You sit more forward than in some crossovers, and this helps to give a reasonably open field of vision, which can be especially helpful when you’re clipping along on your favourite B-road. Lifting off the throttle when in Sport mode creates pops and crackles on the overrun from the exhaust that will have you grinning.
Push-on a bit harder and the JCW Countryman shows just how capable the chassis and ALL4 four-wheel-drive system are. It hangs on through tighter bends impressively well. The reworked suspension does a great job of hiding the car’s mass, too. You’re always aware of it, but weight transfer forward to back or laterally isn’t an issue here. The suspension is firmer than in other models, but a good damper setup prevents the ride from being too jarring.
When grip at the front does start to run out, the ALL4 system can shift power to the rear axle in a near-seamless fashion. The security provided by the ALL4 system allows you to carry impressive speed through corners, and even tightening radius bends do little to unsettle the Countryman's composure. The steering doesn’t quite rival the smaller Mini Hatch's for sharpness, but it's certainly more direct than the average crossover's.
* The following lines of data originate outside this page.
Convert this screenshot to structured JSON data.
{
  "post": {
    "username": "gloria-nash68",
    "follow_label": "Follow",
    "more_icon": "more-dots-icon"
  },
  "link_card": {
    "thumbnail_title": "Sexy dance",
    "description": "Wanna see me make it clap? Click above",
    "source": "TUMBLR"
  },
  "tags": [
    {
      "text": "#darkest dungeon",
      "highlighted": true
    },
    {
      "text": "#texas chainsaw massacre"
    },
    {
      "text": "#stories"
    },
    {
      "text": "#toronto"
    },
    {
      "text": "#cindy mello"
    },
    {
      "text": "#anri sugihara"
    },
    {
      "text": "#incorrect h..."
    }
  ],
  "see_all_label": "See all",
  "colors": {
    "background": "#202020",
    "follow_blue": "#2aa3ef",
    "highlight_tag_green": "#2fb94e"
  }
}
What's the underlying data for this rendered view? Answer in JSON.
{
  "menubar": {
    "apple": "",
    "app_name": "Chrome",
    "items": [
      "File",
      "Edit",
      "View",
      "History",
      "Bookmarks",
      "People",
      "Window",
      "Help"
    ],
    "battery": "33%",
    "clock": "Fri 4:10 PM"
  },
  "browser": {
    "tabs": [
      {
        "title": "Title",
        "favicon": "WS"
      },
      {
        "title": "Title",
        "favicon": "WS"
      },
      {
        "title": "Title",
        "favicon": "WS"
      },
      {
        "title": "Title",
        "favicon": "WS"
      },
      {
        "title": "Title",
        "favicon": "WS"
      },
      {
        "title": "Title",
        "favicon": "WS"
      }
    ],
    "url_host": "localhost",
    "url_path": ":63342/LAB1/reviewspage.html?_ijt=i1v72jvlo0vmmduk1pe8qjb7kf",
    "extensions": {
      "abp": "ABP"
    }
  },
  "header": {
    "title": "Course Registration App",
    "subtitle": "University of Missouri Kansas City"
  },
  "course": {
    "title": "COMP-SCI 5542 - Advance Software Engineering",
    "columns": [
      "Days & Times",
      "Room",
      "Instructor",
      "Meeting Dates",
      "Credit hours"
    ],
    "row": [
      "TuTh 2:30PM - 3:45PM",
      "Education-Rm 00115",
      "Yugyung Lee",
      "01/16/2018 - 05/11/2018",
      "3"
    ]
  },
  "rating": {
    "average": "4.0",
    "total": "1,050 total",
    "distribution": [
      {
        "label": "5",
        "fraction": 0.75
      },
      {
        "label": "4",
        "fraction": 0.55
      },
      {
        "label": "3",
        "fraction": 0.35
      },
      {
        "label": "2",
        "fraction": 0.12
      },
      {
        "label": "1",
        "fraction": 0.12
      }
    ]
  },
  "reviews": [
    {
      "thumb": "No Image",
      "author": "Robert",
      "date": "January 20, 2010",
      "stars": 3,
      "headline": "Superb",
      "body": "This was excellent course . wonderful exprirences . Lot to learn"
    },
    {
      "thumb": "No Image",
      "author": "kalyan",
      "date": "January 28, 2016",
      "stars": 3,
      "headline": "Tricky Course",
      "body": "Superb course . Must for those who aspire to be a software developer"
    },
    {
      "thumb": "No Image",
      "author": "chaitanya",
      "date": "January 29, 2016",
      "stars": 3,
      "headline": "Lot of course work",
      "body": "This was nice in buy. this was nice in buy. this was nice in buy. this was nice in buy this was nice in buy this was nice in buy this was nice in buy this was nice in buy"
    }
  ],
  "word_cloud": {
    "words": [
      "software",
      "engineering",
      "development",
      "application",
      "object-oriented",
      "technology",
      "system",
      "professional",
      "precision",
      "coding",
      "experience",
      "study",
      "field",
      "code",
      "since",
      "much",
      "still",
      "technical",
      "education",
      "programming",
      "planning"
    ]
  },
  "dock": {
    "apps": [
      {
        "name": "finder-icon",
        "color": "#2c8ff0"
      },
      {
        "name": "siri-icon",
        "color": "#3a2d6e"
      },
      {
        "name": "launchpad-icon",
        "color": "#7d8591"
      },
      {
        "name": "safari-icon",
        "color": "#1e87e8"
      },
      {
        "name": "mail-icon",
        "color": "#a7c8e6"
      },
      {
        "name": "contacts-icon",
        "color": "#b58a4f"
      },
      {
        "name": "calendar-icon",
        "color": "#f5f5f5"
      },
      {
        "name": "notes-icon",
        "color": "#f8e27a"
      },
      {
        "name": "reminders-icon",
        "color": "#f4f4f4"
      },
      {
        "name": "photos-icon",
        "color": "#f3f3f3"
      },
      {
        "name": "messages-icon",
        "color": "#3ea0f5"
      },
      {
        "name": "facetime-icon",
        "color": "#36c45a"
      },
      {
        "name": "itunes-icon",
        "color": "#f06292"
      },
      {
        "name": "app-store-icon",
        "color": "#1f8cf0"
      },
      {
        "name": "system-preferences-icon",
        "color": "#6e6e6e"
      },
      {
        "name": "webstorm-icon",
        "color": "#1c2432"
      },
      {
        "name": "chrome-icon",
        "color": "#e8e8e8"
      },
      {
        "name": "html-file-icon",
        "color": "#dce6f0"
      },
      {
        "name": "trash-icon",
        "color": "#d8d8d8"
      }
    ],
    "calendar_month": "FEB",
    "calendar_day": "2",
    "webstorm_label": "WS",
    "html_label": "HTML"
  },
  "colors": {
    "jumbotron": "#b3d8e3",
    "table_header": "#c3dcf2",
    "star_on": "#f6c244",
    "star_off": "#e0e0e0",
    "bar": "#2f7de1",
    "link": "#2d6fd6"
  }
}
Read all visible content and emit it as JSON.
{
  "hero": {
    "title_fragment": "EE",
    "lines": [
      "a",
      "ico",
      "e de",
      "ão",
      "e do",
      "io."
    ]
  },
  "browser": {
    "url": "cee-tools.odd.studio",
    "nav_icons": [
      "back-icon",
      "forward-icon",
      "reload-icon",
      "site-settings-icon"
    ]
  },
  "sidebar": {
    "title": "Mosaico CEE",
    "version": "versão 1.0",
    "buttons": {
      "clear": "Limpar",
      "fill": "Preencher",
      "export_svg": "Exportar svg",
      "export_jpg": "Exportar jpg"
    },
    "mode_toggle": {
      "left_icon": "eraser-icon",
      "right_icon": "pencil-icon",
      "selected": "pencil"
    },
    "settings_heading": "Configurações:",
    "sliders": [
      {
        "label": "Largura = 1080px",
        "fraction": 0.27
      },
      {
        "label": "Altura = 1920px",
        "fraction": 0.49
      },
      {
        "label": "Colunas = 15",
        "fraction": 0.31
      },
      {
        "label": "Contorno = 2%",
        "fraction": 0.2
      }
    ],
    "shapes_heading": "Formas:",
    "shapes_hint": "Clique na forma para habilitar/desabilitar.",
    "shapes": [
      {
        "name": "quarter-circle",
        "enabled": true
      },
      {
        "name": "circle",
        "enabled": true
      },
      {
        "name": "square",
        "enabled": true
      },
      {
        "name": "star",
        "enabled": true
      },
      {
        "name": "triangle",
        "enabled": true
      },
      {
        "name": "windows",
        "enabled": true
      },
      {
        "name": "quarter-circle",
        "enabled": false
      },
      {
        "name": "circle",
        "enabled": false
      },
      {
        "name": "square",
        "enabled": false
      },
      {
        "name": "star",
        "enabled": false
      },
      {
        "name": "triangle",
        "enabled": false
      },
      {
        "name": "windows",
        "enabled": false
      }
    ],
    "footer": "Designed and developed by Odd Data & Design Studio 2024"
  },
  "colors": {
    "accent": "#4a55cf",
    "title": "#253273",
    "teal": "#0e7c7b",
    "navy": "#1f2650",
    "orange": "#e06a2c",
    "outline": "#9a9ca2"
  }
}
The four-piston Brembo brake callipers up front help to scrub off speed at an impressive rate. Over a prolonged stint of harder driving on mountainous switchback-strewn roads they showed little in the way of fading. Throughout the pedal movement there is a good degree of modulation, even right down to the final couple of millimetres of travel, which gives the driver confidence.
More enthusiastic driving does cause the fuel consumption to suffer, obviously. Drive it hard and you should expect late-teens to low-twenties in the mpg stakes to be a common sight. Drop back into the Mid or Green mode and things do settle down and improve. In fact, in either of these drive modes the car is very docile. In traffic, the start-stop system is quick to react, while the more muted engine tone adds to the relaxed driving experience. This is certainly the most entertaining version of the Countryman, yet one that suits a variety of situations.
Should I buy one?
If you already own a hot hatch and need something more practical, but don’t want to miss out on the thrill of that Sunday morning B-road blast, then this car will certainly tick a lot of boxes for you. Crossovers are in great abundance in today’s market, but performance-based versions like the Mini John Cooper Works Countryman aren’t.
In fact, this car is almost unique in the segment given its performance capabilities. It still does all the practical stuff very well, with good interior space for passengers and luggage and the bonus is that when you want to have some real fun it delivers rather well on the performance front, too.